Les postulants n’ont finalement pas manqué pourtant. Ils ont sans doute rechigné, estimant que la prime de signature était trop salée et que le prix payé au baril était trop bas, mais ils ont fini par baisser leurs prétentions. Un fait notable est que, sur la trentaine de compagnies pétrolières participant à ces consortiums, on compte seulement deux majors américaines (ExxonMobil et Occidental Petroleum), les deux principales compagnies anglaises (BP et Shell), ainsi que Total pour la France. Les autres compagnies viennent d’Italie, de Chine, de Malaisie, du Brésil, du Vietnam, etc., bref, de pays n’ayant pas participé à l’occupation de l’Irak. C’est qu’en fait tout cela apparaît comme une espèce de jeu un peu symbolique. D’une part parce que, en principe, ces contrats devraient d’abord, aux termes de la Constitution de 2005, recevoir l’assentiment non seulement du Parlement irakien, mais aussi des assemblées des provinces concernées.

Or il n’est pas dit que cet accord soit donné, ni par le premier ni par les secondes, et de plus, le Parlement irakien sera renouvelé en mars et nul ne peut être certain de sa nouvelle composition. D’autre part - et des poursuites ont déjà été intentées à ce sujet par des politiciens d’opposition - dans l’état actuel de la loi, les contrats d’exploitation de gisements existants doivent être attribués à des sociétés irakiennes, et en particulier aux deux compagnies pétrolières d’État existantes. Seuls les gisements non encore exploités peuvent, d’après la législation, être concédés en exploitation à des entreprises étrangères. Bref, le gouvernement du Premier ministre Maliki semble nager dans la plus complète illégalité. Et en plus, la mise en œuvre de ces contrats pose encore dans la plupart des cas des problèmes de sécurité insolubles, comme par exemple en raison des attentats incessants qui continuent à paralyser pendant des semaines entières le pipe-line reliant l’Irak à la Turquie.

Autant dire que, même si ces contrats préliminaires sont effectivement signés, ils risquent de ne valoir guère plus que le papier sur lequel ils sont rédigés.
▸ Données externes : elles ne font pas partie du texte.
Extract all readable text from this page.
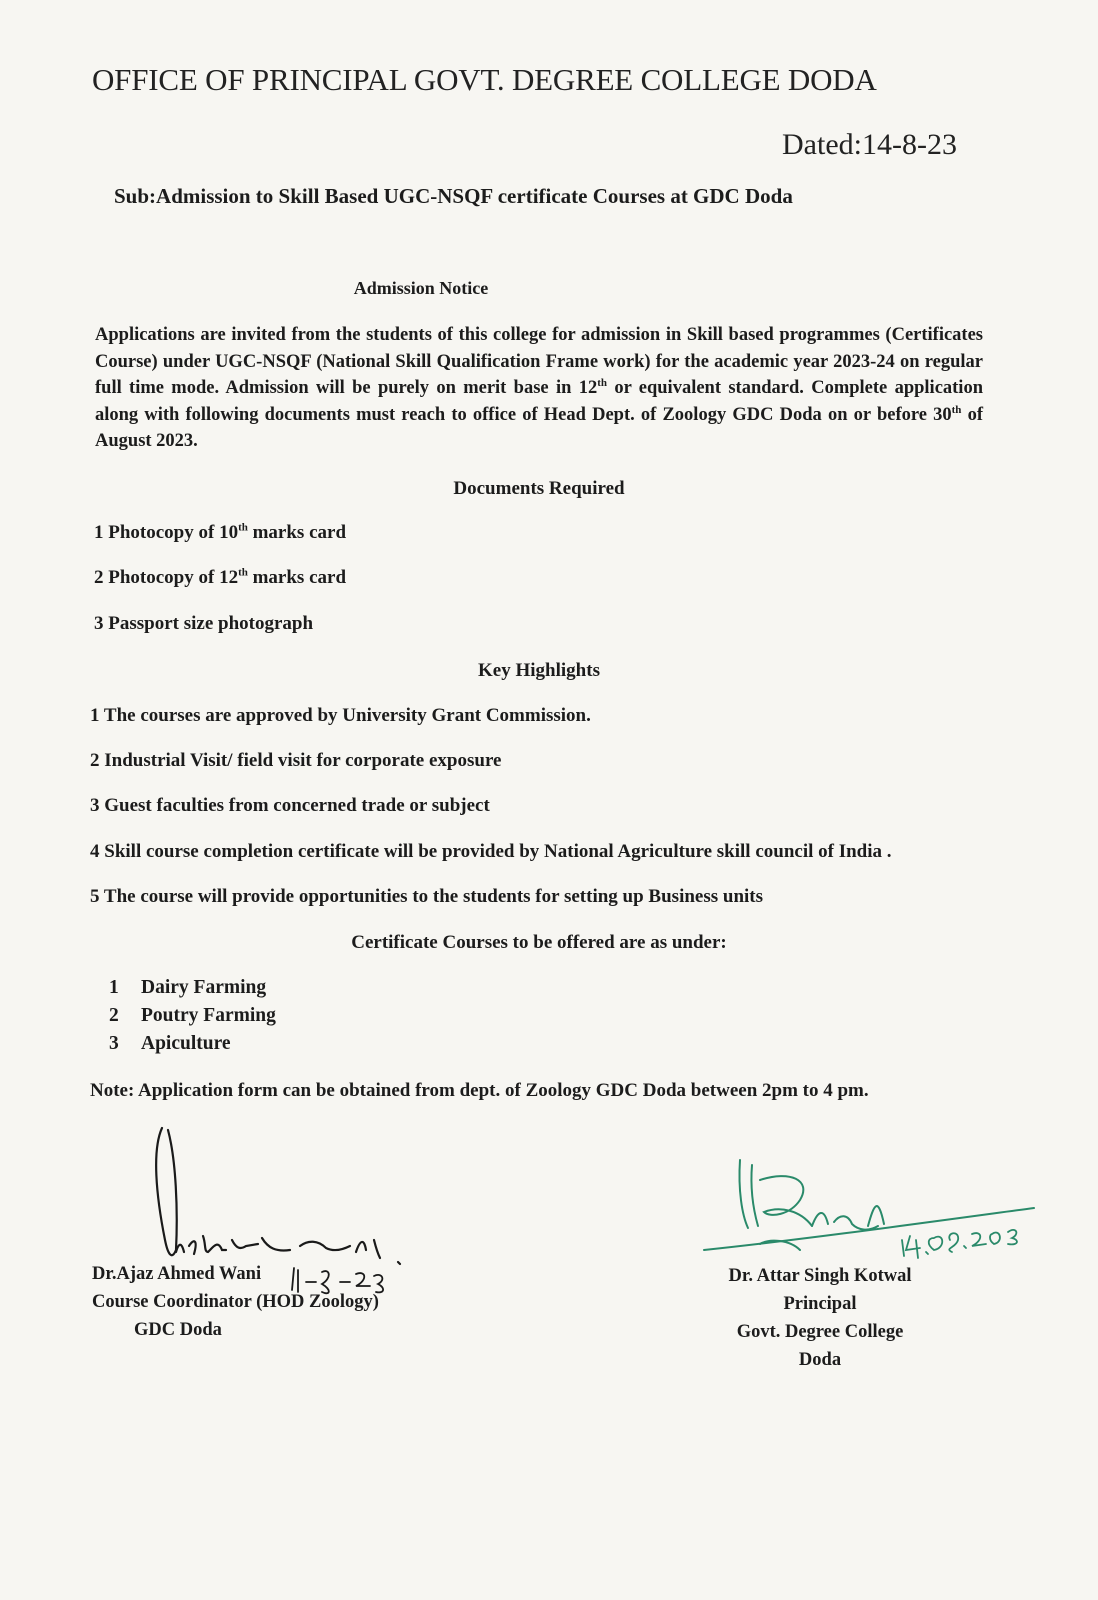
OFFICE OF PRINCIPAL GOVT. DEGREE COLLEGE DODA
Dated:14-8-23
Sub:Admission to Skill Based UGC-NSQF certificate Courses at GDC Doda
Admission Notice
Applications are invited from the students of this college for admission in Skill based programmes (Certificates Course) under UGC-NSQF (National Skill Qualification Frame work) for the academic year 2023-24 on regular full time mode. Admission will be purely on merit base in 12th or equivalent standard. Complete application along with following documents must reach to office of Head Dept. of Zoology GDC Doda on or before 30th of August 2023.
Documents Required
1 Photocopy of 10th marks card
2 Photocopy of 12th marks card
3 Passport size photograph
Key Highlights
1 The courses are approved by University Grant Commission.
2 Industrial Visit/ field visit for corporate exposure
3 Guest faculties from concerned trade or subject
4 Skill course completion certificate will be provided by National Agriculture skill council of India .
5 The course will provide opportunities to the students for setting up Business units
Certificate Courses to be offered are as under:
1 Dairy Farming
2 Poutry Farming
3 Apiculture
Note: Application form can be obtained from dept. of Zoology GDC Doda between 2pm to 4 pm.
Dr.Ajaz Ahmed Wani
Course Coordinator (HOD Zoology)
GDC Doda
Dr. Attar Singh Kotwal
Principal
Govt. Degree College
Doda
Néanmoins, pour les compagnies cherchant à se tailler une part du pétrole irakien, ces enchères constituent sans doute une façon de se placer, par avance, en préparation du jour où les choses deviendront sérieuses, c’est-à-dire quand la loi sur le pétrole aura finalement été adoptée et qu’elles pourront avoir accès aux contrats de partage de production sur les gisements non exploités auxquels elles aspirent. Elles savent, et cela vaut aussi pour BP et Shell malgré la participation de la Grande-Bretagne à l’occupation, qu’elles auront à faire face à la concurrence redoutable des majors américaines et qu’elles ont intérêt à mettre par avance un pied dans la place.

Car si les majors américaines, elles, ne se sont pas précipitées en masse, c’est qu’elles sont déjà installées à la mangeoire, grâce au poids de Washington et, sans aucun doute, à des appuis haut placés dans la classe politique irakienne. Et puis elles peuvent compter sur les dignitaires américains de l’occupation qui se sont recyclés dans le pétrole, comme l’ancien chef de l’autorité d’occupation, Jay Garner, devenu conseiller de la compagnie canadienne Vast Exploitation, exploitante de gisements dans le Kurdistan irakien ; ou encore Zalmay Khalilzad qui, après avoir été consultant chez Unocal et ambassadeur de Bush en Irak et en Afghanistan, a créé sa propre firme de consultants dans le pétrole, installée à Irbil, dans le Kurdistan irakien.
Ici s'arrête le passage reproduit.